La gratuité peut par ailleurs avoir des effets positifs sur l’attachement de la population aux formes de solidarité collective. Les discours qui justifient des réformes de l’impôt dans une perspective progressiste se concentrent sur le principe de la progressivité, afin de rassurer les petits contribuables par le fait que leurs revenus ne seront pas affectés négativement, car l’effort reposera sur les épaules des plus aisé·es. Or, aussi justes et nécessaires qu’ils soient, ces arguments ont la faiblesse de maintenir dans l’abstraction la question de la destination des ressources. Parvenir à associer systématiquement le discours sur le prélèvement à celui sur l’affectation, en mettant par exemple en avant que tel impôt pourrait financer la gratuité de tel service, permettrait de redorer l’image de l’effort collectif pour une société bonne pour toutes et tous.
Enfin, la mise en place de la gratuité d’un service collectif peut constituer une occasion pour que les citoyen·nes se réapproprient le processus de prise de décision concernant la prise en charge de leurs besoins essentiels. Décider de la gratuité signifie en effet débattre et délibérer des dimensions qu’elle doit concerner et de ses limites. Un tel renforcement de la participation démocratique pourrait aussi avoir des conséquences significatives sur l’amélioration de la qualité du service qui, comme on l’a vu, doit nécessairement accompagner toute politique de gratuité. Ce sont en effet les usager·ères d’un service qui sont en mesure d’identifier comment celui-ci peut véritablement correspondre à leurs besoins, être disponible et être acceptable.

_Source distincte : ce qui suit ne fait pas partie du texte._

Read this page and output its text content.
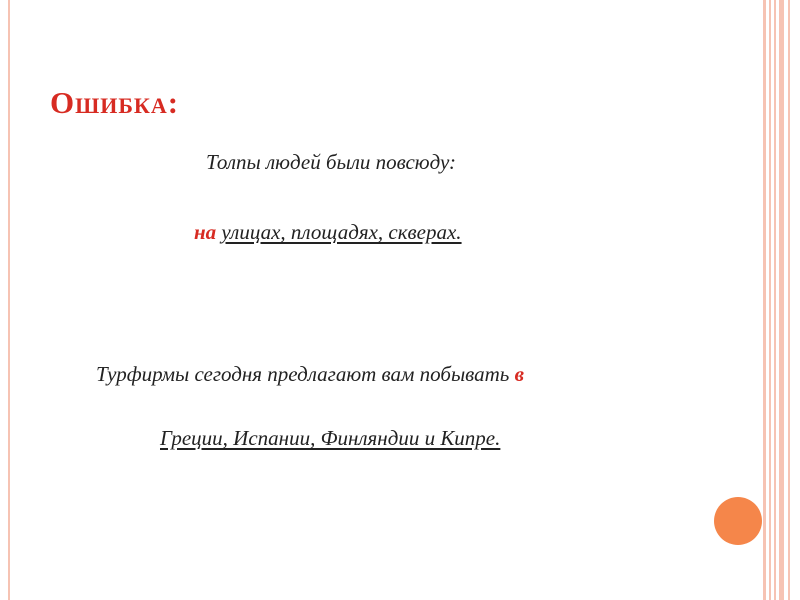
Ошибка:
Толпы людей были повсюду:
на улицах, площадях, скверах.
Турфирмы сегодня предлагают вам побывать в
Греции, Испании, Финляндии и Кипре.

Ainsi, la gratuité constitue une dimension essentielle du développement de l’État social. Elle est un outil important pour promouvoir l’égalité et la solidarité collective. Toutefois, elle ne peut véritablement atteindre ses objectifs que si elle s’inscrit dans une vision politique globale, cohérente et volontariste de la qualité des services concernés. Elle peut enfin elle-même constituer l’occasion du renforcement de la participation des citoyen·nes à la vie sociale et aux décisions qui concernent la prise en charge de leurs besoins. #
1. CSC Académie est un groupe de réflexion qui vise à réfléchir à des thématiques syndicales et sociétales, hors d’un cadre contraignant et dans une perspective de longue durée.